Ora una domanda che fanno tutti: come sarà il prossimo millennio della fisarmonica? che cosa ti dice la tua esperienza, che cosa ci dobbiamo aspettare? È una domanda molto difficile. Io sono molto fiducioso ma vedo una grossa carenza nel nostro ambiente. Per affrontare il futuro sarà indispensabile il confronto e l'apertura sia dal punto di vista didattico, del repertorio che della cultura musicale in genere. Questo sia nell'ambito della musica colta che nell'area oggi detta extra-colta - che nel mondo della fisarmonica viene chiamata "varieté". Serve una apertura nuova e la ricerca del confronto. Questo deve essere visto in direzione di un investimento fatto in direzione di uno sbocco professionale futuro.
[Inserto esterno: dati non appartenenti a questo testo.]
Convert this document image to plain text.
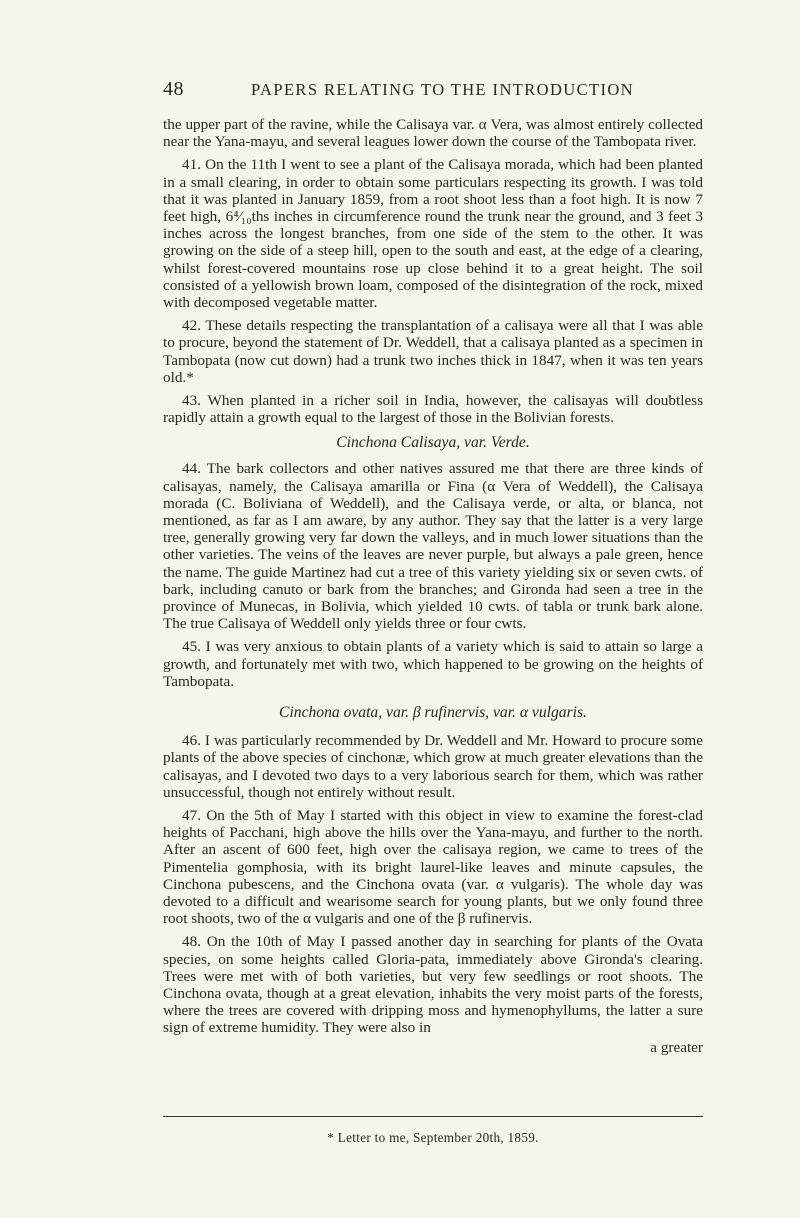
48	PAPERS RELATING TO THE INTRODUCTION

the upper part of the ravine, while the Calisaya var. α Vera, was almost entirely collected near the Yana-mayu, and several leagues lower down the course of the Tambopata river.

41. On the 11th I went to see a plant of the Calisaya morada, which had been planted in a small clearing, in order to obtain some particulars respecting its growth. I was told that it was planted in January 1859, from a root shoot less than a foot high. It is now 7 feet high, 6⁴⁄₁₀ths inches in circumference round the trunk near the ground, and 3 feet 3 inches across the longest branches, from one side of the stem to the other. It was growing on the side of a steep hill, open to the south and east, at the edge of a clearing, whilst forest-covered mountains rose up close behind it to a great height. The soil consisted of a yellowish brown loam, composed of the disintegration of the rock, mixed with decomposed vegetable matter.

42. These details respecting the transplantation of a calisaya were all that I was able to procure, beyond the statement of Dr. Weddell, that a calisaya planted as a specimen in Tambopata (now cut down) had a trunk two inches thick in 1847, when it was ten years old.*

43. When planted in a richer soil in India, however, the calisayas will doubtless rapidly attain a growth equal to the largest of those in the Bolivian forests.

Cinchona Calisaya, var. Verde.

44. The bark collectors and other natives assured me that there are three kinds of calisayas, namely, the Calisaya amarilla or Fina (α Vera of Weddell), the Calisaya morada (C. Boliviana of Weddell), and the Calisaya verde, or alta, or blanca, not mentioned, as far as I am aware, by any author. They say that the latter is a very large tree, generally growing very far down the valleys, and in much lower situations than the other varieties. The veins of the leaves are never purple, but always a pale green, hence the name. The guide Martinez had cut a tree of this variety yielding six or seven cwts. of bark, including canuto or bark from the branches; and Gironda had seen a tree in the province of Munecas, in Bolivia, which yielded 10 cwts. of tabla or trunk bark alone. The true Calisaya of Weddell only yields three or four cwts.

45. I was very anxious to obtain plants of a variety which is said to attain so large a growth, and fortunately met with two, which happened to be growing on the heights of Tambopata.

Cinchona ovata, var. β rufinervis, var. α vulgaris.

46. I was particularly recommended by Dr. Weddell and Mr. Howard to procure some plants of the above species of cinchonæ, which grow at much greater elevations than the calisayas, and I devoted two days to a very laborious search for them, which was rather unsuccessful, though not entirely without result.

47. On the 5th of May I started with this object in view to examine the forest-clad heights of Pacchani, high above the hills over the Yana-mayu, and further to the north. After an ascent of 600 feet, high over the calisaya region, we came to trees of the Pimentelia gomphosia, with its bright laurel-like leaves and minute capsules, the Cinchona pubescens, and the Cinchona ovata (var. α vulgaris). The whole day was devoted to a difficult and wearisome search for young plants, but we only found three root shoots, two of the α vulgaris and one of the β rufinervis.

48. On the 10th of May I passed another day in searching for plants of the Ovata species, on some heights called Gloria-pata, immediately above Gironda's clearing. Trees were met with of both varieties, but very few seedlings or root shoots. The Cinchona ovata, though at a great elevation, inhabits the very moist parts of the forests, where the trees are covered with dripping moss and hymenophyllums, the latter a sure sign of extreme humidity. They were also in

a greater
* Letter to me, September 20th, 1859.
Quindi, si può dire che nell'ambito delle tue attività, ti senti fortemente responsabilizzato dal fatto che sui giovani di oggi grava il problema di far diventare e trasformare il bagaglio delle loro conoscenze, il loro tanto studio ed i tanti sacrifici in un vero e proprio lavoro concreto. Si direi che il punto focale sia proprio questo. Sotto questo punto di vista in Italia c'è veramente molto da fare.
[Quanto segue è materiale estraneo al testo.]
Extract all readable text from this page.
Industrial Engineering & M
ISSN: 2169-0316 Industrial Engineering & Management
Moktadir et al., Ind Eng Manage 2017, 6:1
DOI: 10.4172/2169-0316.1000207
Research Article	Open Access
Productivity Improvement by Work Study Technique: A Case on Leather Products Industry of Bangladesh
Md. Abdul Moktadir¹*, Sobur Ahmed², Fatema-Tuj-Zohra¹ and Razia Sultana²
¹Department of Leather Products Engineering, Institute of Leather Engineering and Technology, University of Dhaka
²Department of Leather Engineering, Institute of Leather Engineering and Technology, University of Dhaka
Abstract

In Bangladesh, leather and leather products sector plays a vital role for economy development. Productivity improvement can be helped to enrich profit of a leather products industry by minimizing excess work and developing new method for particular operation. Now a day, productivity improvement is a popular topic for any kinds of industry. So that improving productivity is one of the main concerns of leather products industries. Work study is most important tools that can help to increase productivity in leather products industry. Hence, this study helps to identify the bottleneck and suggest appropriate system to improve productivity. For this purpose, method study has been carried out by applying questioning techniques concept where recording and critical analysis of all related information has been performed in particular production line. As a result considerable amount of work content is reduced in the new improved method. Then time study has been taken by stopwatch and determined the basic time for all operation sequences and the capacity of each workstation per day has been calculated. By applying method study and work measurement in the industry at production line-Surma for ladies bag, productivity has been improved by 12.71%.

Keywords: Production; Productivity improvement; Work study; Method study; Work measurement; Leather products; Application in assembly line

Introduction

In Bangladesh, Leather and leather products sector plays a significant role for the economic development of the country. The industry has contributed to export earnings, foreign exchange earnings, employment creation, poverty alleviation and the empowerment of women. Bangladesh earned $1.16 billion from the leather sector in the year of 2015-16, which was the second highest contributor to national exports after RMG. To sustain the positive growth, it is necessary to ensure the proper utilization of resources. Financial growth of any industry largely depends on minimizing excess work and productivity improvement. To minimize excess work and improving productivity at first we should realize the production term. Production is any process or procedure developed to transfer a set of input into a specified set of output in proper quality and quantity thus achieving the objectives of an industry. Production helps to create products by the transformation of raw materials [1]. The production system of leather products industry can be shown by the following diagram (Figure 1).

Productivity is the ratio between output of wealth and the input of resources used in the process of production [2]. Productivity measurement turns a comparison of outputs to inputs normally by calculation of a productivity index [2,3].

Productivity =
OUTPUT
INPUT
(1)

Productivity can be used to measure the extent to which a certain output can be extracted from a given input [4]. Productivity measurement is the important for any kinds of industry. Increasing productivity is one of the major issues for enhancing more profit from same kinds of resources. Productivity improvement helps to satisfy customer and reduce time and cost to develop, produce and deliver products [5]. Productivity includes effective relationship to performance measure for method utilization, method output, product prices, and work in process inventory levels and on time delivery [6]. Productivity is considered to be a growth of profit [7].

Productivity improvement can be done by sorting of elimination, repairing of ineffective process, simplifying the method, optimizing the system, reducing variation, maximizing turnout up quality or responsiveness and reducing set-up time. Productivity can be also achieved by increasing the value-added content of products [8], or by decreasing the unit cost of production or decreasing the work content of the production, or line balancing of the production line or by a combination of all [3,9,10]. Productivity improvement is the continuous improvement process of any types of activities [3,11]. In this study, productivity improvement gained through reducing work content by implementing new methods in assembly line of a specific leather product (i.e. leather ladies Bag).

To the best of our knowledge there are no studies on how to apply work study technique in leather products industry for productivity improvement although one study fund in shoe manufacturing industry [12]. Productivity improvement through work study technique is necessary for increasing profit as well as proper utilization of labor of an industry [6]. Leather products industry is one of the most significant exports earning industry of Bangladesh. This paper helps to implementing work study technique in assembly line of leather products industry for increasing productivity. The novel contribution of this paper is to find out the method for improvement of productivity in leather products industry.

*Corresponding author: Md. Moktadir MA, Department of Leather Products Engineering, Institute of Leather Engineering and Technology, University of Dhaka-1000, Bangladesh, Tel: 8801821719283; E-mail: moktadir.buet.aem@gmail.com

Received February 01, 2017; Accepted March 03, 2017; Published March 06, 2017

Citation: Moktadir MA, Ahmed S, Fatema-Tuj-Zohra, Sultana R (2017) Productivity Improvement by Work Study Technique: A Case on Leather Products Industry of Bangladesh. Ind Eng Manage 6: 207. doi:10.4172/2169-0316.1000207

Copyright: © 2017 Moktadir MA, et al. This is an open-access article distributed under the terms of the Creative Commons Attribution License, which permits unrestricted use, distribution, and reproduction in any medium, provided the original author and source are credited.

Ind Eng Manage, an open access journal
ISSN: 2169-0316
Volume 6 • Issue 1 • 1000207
In appendice all'intervista alleghiamo il programma completo del Festival "Fisarmonica 2000" organizzato dal M° Paolo Gandolfi a Reggio Emilia, Castelnovo ne' Monti e dintorni dal 10 al 14 maggio prossimi.

CONCERTI
Mercoledì 10 maggio - ore 21 - Parco Tegge di FELINA - Osvaldinho do Acordeon e percussioni originali di Bahia (Brasile) musica tradizionale sudamericana. Giovedì 11 maggio - ore 21 - Teatro "Ariosto" di REGGIO EMILIA - Frank Marocco (Usa) e Richard Galliano (Francia) fisarmonica solista jazz. Venerdì 12 maggio - ore 21 - Teatro "Ariosto" di REGGIO EMILIA - Osvaldinho do Acordeon e percussioni originali di Bahia (Brasile) musica tradizionale sudamericana. Sabato 13 maggio - ore 21 - Teatro "Cavallerizza" di REGGIO EMILIA - Stefan Hussong (Germania) trascrizioni e musiche originali per fisarmonica solista. Domenica 14 maggio - ore 11 - Sala degli specchi del Teatro Municipale di REGGIO EMILIA - Mario Brunello e Ivano Battiston (violoncello e fisarmonica - Italia) Bach, Piazzolla, Marais e Gubaidulina. Domenica 14 maggio - ore 21 - Sala dei Concerti dell'Istituto "Merulo" di CASTELNOVO NE' MONTI - Frank Marocco (Usa) fisarmonica solista jazz.

INCONTRI DI STUDIO
Sabato 13 maggio - ore 11 - Sala degli specchi del Teatro Municipale di REGGIO EMILIA - "Conquiste, problemi e prospettive della didattica fisarmonicistica" - Relatrice Prof.ssa Patrizia Angeloni. Sabato 13 maggio - ore 15.30 - Sala degli specchi del Teatro Municipale di REGGIO EMILIA - "Letteratura contemporanea a confronto" - Esecuzione dei seguenti brani di musica contemporanea appositamente preparati per questo appuntamento: ·
"Sincrono" di Stefano Bonilauri (eseguito da Mirko Ferrarini alla fisarmonica e Lorenza Manfredi al clarinetto) ·
"La posta in gioco?" di Riccardo Riccardi (eseguito da Roberto Caberlotto alla fisarmonica e Andrea Pellizzari al violoncello) ·
"Vasti" di Raffaele Minella (eseguito da Ferdinando Muttillo alla fisarmonica) · "Secondo Diario di Viaggio" di Giorgio Colombo Taccani (eseguito da Antonio Mollicone alla fisarmonica e Valentina Bardi al sassofono) ·
"Nienti" di Damiano Visentin (eseguito dallo stesso Damiano Visentin alla fisarmonica e Francesca Zanatta soprano)
A seguire la tavola rotonda sul tema "Letteratura musicale. Nuove tecniche esecutive e prospettive didattiche" coordinata dal Musicologo Dott. Guido Salvetti, Direttore del Conservatorio "Verdi" di Milano. All'interno della tavola rotonda alla quale prenderà parte anche il M° Davide Anzaghi (Docente di Composizione al Conservatorio "Verdi" di Milano) è prevista anche l'esecuzione da parte di Dario Flammini del brano "D'ance", composizione per fisarmonica solista scritta dal M° Davide Anzaghi su commissione del Premio Internazionale "Città di Castelfidardo".